In Florida, a small business owner was flooded with calls from job seekers responding to a want ad on the company's website. Only problem was, the company wasn't hiring and had no ads posted. According to the Orlando Sentinal:
What the firm eventually found was the Internet trail of a global identity-theft scheme that uses stolen corporate information to try to scam hundreds of thousands of job seekers. The complex con uses bogus websites, bulk e-mails, fake job applications and bank fraud to steal people's money and personal data.
Meanwhile, in Colorado, thieves are also stealing corporate information, via the company's public records, to create bogus corporate credit accounts. In this case, the security hole appears to be in the government system. An article in the Denver Post stated:
The nation's secretary of state offices-the agencies that usually register corporations and maintain public databases on them-have few protections to stop the Internet-based theft. In Colorado, for example, anyone can access the online databases and make changes since there is no password protection.

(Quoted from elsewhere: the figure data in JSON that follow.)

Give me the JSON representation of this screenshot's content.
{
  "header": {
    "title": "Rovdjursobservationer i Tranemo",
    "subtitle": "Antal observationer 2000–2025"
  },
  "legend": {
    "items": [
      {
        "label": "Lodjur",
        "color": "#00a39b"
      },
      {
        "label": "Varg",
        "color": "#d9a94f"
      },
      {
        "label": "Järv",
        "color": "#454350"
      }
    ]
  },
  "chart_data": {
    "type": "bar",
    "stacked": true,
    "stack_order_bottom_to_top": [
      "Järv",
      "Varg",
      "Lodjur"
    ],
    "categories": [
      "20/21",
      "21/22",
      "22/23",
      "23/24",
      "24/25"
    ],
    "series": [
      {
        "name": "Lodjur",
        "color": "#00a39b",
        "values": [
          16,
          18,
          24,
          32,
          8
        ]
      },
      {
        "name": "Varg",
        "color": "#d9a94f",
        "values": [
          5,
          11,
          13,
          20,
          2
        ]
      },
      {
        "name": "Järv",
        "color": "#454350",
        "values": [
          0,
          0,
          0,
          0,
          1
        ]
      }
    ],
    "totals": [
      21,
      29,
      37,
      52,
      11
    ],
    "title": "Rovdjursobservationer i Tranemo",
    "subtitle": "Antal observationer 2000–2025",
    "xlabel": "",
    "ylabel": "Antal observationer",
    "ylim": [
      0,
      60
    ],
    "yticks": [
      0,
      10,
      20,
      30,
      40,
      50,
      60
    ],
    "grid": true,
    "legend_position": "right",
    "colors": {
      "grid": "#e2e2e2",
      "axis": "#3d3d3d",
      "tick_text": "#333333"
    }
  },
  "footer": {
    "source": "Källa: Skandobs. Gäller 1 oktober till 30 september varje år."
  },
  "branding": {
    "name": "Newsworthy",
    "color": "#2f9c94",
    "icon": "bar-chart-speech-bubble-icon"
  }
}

The Florida story involved a small business. Many of the victims in Colorado are large corporations.
One would think there'd be an easy fix in Colorado-password protect the databases so that only an appropriate representative of the company can access and change information-but officials there say this would be too expensive. (The companies who had their identity stolen and credit destroyed may disagree.) Right now an e-mail alert system is set up, notifying the company whenever the records are updated. The problem there is companies have to sign up to get the alerts and less than a quarter have done so.

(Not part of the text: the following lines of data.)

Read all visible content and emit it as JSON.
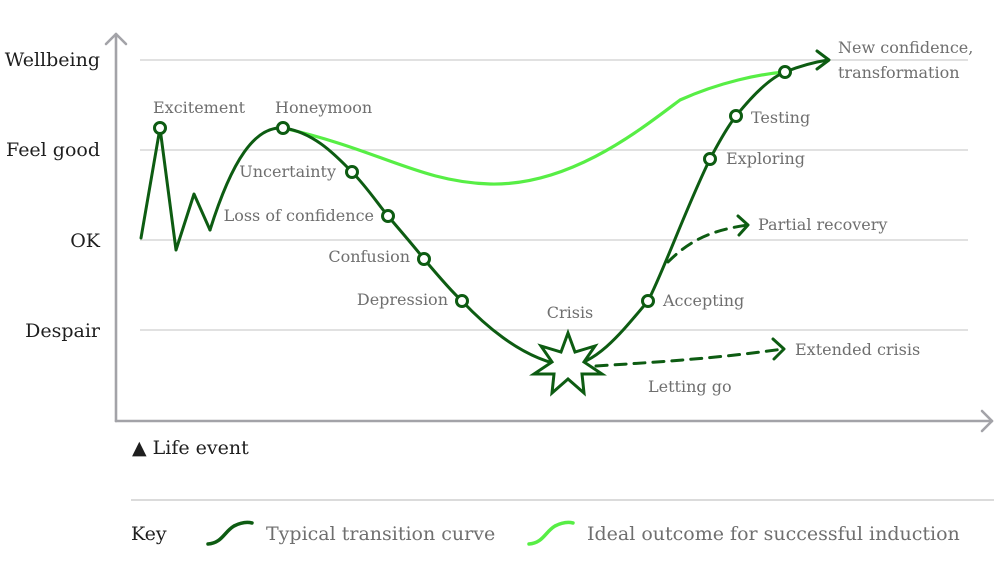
{
  "y_levels": [
    "Wellbeing",
    "Feel good",
    "OK",
    "Despair"
  ],
  "life_event": "▲ Life event",
  "stages": {
    "excitement": "Excitement",
    "honeymoon": "Honeymoon",
    "uncertainty": "Uncertainty",
    "loss_of_confidence": "Loss of confidence",
    "confusion": "Confusion",
    "depression": "Depression",
    "crisis": "Crisis",
    "letting_go": "Letting go",
    "accepting": "Accepting",
    "exploring": "Exploring",
    "testing": "Testing",
    "new_confidence_1": "New confidence,",
    "new_confidence_2": "transformation",
    "partial_recovery": "Partial recovery",
    "extended_crisis": "Extended crisis"
  },
  "key": {
    "title": "Key",
    "typical": "Typical transition curve",
    "ideal": "Ideal outcome for successful induction"
  },
  "colors": {
    "typical": "#0d5c12",
    "ideal": "#57ee45",
    "axis": "#a3a3a8",
    "grid": "#cfcfcf"
  }
}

This type of corporate identity theft is still relatively new, but, according to the Denver Post piece, it is likely to spread, especially as other states have lax protections on public records.

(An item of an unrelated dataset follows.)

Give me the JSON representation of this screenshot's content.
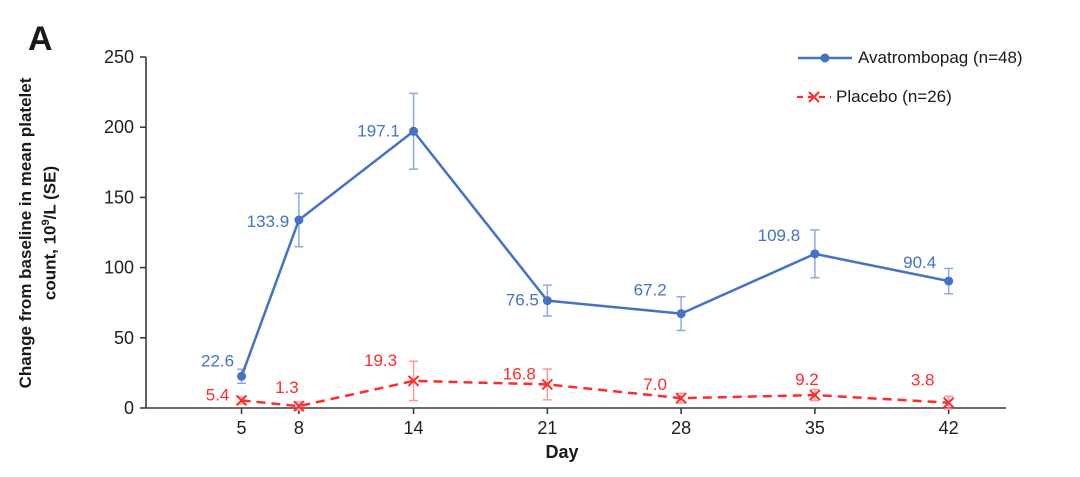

Job-hunting scams similar to the one in Florida are on the rise, according to FBI statements, most likely as a result of the recession. But in this case, the identity-theft victim is doing something to strike back. He's suing the thieves, even though he has no idea who they are. The Sentinal article stated:
Design 2 Keys' suit accuses the anonymous defendants of corporate identity theft, computer-related crime, forgery, racketeering, and other forms of fraud. It seeks unspecified damages and restitution.
The actual thieves will likely never be caught and, even if they are, because it appears this particular scam is generated from European counties, there is little the U.S. court system can do. But if nothing else, the business owner hopes the lawsuit will generate more awareness of this scam.